A scientist’s career path is often the result of a series of chance meetings, unexpected events and changes in personal circumstances. You shouldn’t be afraid to follow your own unique route, says Zoe Self.
Guest contributor Zoe Self
Have you ever been striding down the road only to realise that you are heading in completely the wrong direction? If you turn around on the spot, you’ll likely get some funny looks from those around you. You could look at your phone, pretend you’ve been called away to attend some kind of crisis and go back in the other direction with a new (if not false) sense of purpose. Or, you could look at your watch and pretend to realise that, actually, you need to be somewhere else. But what if this was your career path?

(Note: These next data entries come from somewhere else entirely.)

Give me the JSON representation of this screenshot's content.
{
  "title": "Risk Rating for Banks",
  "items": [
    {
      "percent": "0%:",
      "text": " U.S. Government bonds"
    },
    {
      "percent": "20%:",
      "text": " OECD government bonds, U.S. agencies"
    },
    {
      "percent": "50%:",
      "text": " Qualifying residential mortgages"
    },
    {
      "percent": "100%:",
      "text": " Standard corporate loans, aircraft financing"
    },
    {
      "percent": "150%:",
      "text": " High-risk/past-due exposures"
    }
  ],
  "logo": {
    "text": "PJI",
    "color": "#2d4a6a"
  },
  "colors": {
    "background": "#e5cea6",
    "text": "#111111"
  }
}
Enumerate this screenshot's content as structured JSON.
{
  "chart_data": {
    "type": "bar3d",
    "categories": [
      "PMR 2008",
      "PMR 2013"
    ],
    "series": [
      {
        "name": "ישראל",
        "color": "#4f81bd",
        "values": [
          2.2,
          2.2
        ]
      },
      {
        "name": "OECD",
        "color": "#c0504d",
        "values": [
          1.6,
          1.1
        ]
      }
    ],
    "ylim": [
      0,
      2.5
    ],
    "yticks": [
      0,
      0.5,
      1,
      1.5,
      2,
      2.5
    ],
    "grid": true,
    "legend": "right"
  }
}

When I finished my biomechanics PhD in 2012, I wasn’t sure I wanted to stay in research. More than anything, I was exhausted by the end of my PhD and felt like the approach of ‘a change is as good as a rest’ applied. I really wanted a job in science communication, as I had loved the outreach and engagement work I’d taken part in throughout my PhD, but had been made aware, by those working in that area, that jobs were hard to come by. I eventually decided a lecturing role would suit as it required many of the same aspects. Engaging students in my discipline sounded equally fulfilling, but it wasn’t long before I felt like I was heading the wrong way. I no longer felt like I was learning and achieving (important at an early-career stage); to my surprise I missed research (a break had changed my outlook), and I still wanted a shot at a career in science communication.
It was a tough decision but I left my permanent, well-paid senior lecturer role for an 18 month postdoc, working in the same lab in which I’d completed my PhD. I decided that if I was having doubts, it was best to turn around sooner rather than later and the postdoctoral role had a large engagement aspect to it. I’ve been told I’m an idiot by others working in short-term roles, striving for a faculty position, and that I’m taking a step backwards on the academic ladder. I disagree: what I see is the wiggly beginning of a (hopefully) long and, almost certainly, unique career path.
There are a few generic career paths in science but more often than not, a scientist’s career path is the result of a series of chance meetings, unexpected events and changes in personal circumstances. Moreover, sometimes the job you hypothesised would be the right one for you, yields a negative result. Having to deviate from your planned route can be unnerving, but at some point you have to realise that uncertainty is inevitable when it comes to careers.
I learned this when I started attending career sessions early in my PhD. Initially they were frustrating because it was unclear as to how the mini-autobiographies speakers were sharing were going to help me. One speaker described how he had essentially stalked employers, turning up unannounced to wait at office doors in the hope of catching some time with them, eventually leading to a highly respected job in science journalism. It certainly didn’t sound like an approach that would work for everyone. Another speaker described how he quit his PhD, fled the country and went to do a short internship, editing at a journal (leading to a full-time role as an editor). At the time, I saw quitting a PhD as a terrible thing to promote to current students, because if it doesn’t work out you’re unlikely to get a second chance, but it worked out in that particular instance. Other speakers described how prioritising family drastically changed their course (but often for the better in hindsight).
What I am beginning to realise is that these speakers were demonstrating (knowingly or otherwise) that there is no generic career path for a scientist. It’s ok to take a unique route, and you’re not an idiot if you turn round and head off in another direction. In fact it might just get you to the right place.
Ultimately, it’s very unusual for someone’s career to take the exact route they planned from the start. There will be diversions (babies), crashes (redundancy), scenic routes (internship) and, if you’re lucky, some unexpected shortcuts (senior person leaves/dies/wins the X Factor). Or, you might just realise that actually you were going the wrong way: don’t bother with your phone or watch, simply turn around where possible.
Zoe is a winner of the 2015 London Naturejobs Career Expo journalism competition, and a post-doc in the Royal Veterinary College’s Structure and Motion Lab. Here she investigates the mechanics of quadrupedal galloping and human walking both of which feed into improving our understanding of injury and performance, as well as inspiring advances in robotics and prostheses. A proportion of Zoe’s time is also dedicated to engagement and outreach work, in particular focussing on getting more biomechanics into school science, and it is in this area that she hopes to advance her career.